The core assumption: a game server is untrusted code. Anything a tenant runs inside their container is treated as potentially hostile, and everyone else's safety on the node depends on that container not reaching the host or other tenants. The daemon (Wings) typically runs as root, so a second assumption follows: the daemon must never be tricked into acting outside a server's own directory or privileges, even when the request originates from an authenticated but malicious user.

Attacker goals defended against: container escape to the host, cross-tenant access, coercing the root daemon into touching paths outside a server root, privilege escalation inside the panel, credential exfiltration, and denial-of-service against the node or panel.

Daemon isolation (Wings)

Each server runs in its own container.

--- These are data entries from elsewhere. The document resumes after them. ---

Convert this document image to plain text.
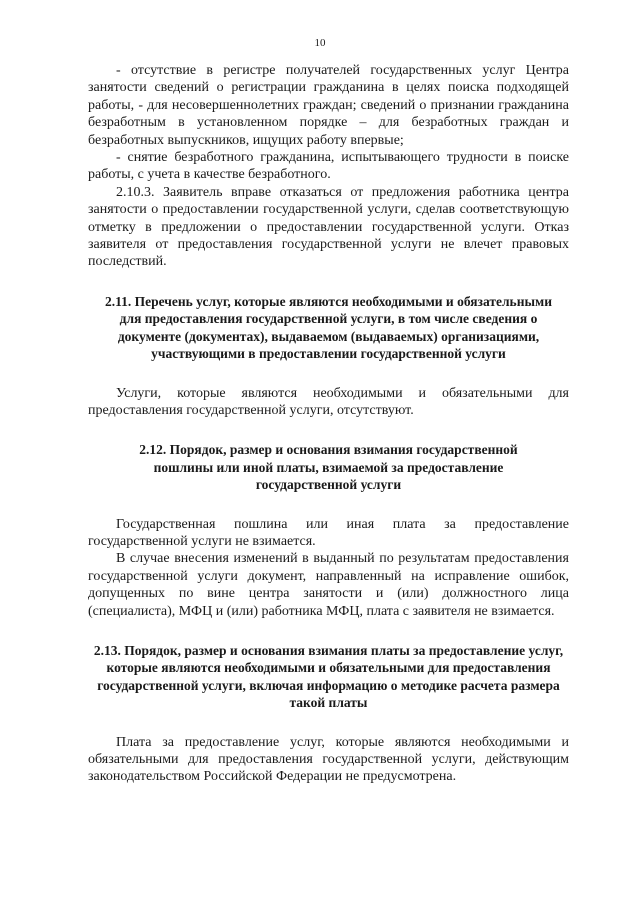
10

- отсутствие в регистре получателей государственных услуг Центра занятости сведений о регистрации гражданина в целях поиска подходящей работы, - для несовершеннолетних граждан; сведений о признании гражданина безработным в установленном порядке – для безработных граждан и безработных выпускников, ищущих работу впервые;

- снятие безработного гражданина, испытывающего трудности в поиске работы, с учета в качестве безработного.

2.10.3. Заявитель вправе отказаться от предложения работника центра занятости о предоставлении государственной услуги, сделав соответствующую отметку в предложении о предоставлении государственной услуги. Отказ заявителя от предоставления государственной услуги не влечет правовых последствий.

2.11. Перечень услуг, которые являются необходимыми и обязательными для предоставления государственной услуги, в том числе сведения о документе (документах), выдаваемом (выдаваемых) организациями, участвующими в предоставлении государственной услуги

Услуги, которые являются необходимыми и обязательными для предоставления государственной услуги, отсутствуют.

2.12. Порядок, размер и основания взимания государственной пошлины или иной платы, взимаемой за предоставление государственной услуги

Государственная пошлина или иная плата за предоставление государственной услуги не взимается.

В случае внесения изменений в выданный по результатам предоставления государственной услуги документ, направленный на исправление ошибок, допущенных по вине центра занятости и (или) должностного лица (специалиста), МФЦ и (или) работника МФЦ, плата с заявителя не взимается.

2.13. Порядок, размер и основания взимания платы за предоставление услуг, которые являются необходимыми и обязательными для предоставления государственной услуги, включая информацию о методике расчета размера такой платы

Плата за предоставление услуг, которые являются необходимыми и обязательными для предоставления государственной услуги, действующим законодательством Российской Федерации не предусмотрена.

Wings sets the following by default when creating a container (application/src/server/executor/docker.rs):

  • No privilege escalation: no-new-privileges is always set.
  • Dropped capabilities: setpcap, mknod, audit_write, net_raw, dac_override, fowner, fsetid, net_bind_service, sys_chroot, setfcap, and sys_ptrace.
  • Seccomp profile applied by default (configurable per installation).
  • Read-only root filesystem, with a size-limited /tmp mounted nosuid.
  • User-namespace remapping supported and configurable.
  • Rootless mode supported: daemon and containers can run as a non-root user. Otherwise containers still run as a configured non-root uid/gid, never as root.
  • cgroup resource limits: memory (plus reservation/swap), CPU (quota/period/shares/cpuset), PID limit, block-IO weight, and OOM controls.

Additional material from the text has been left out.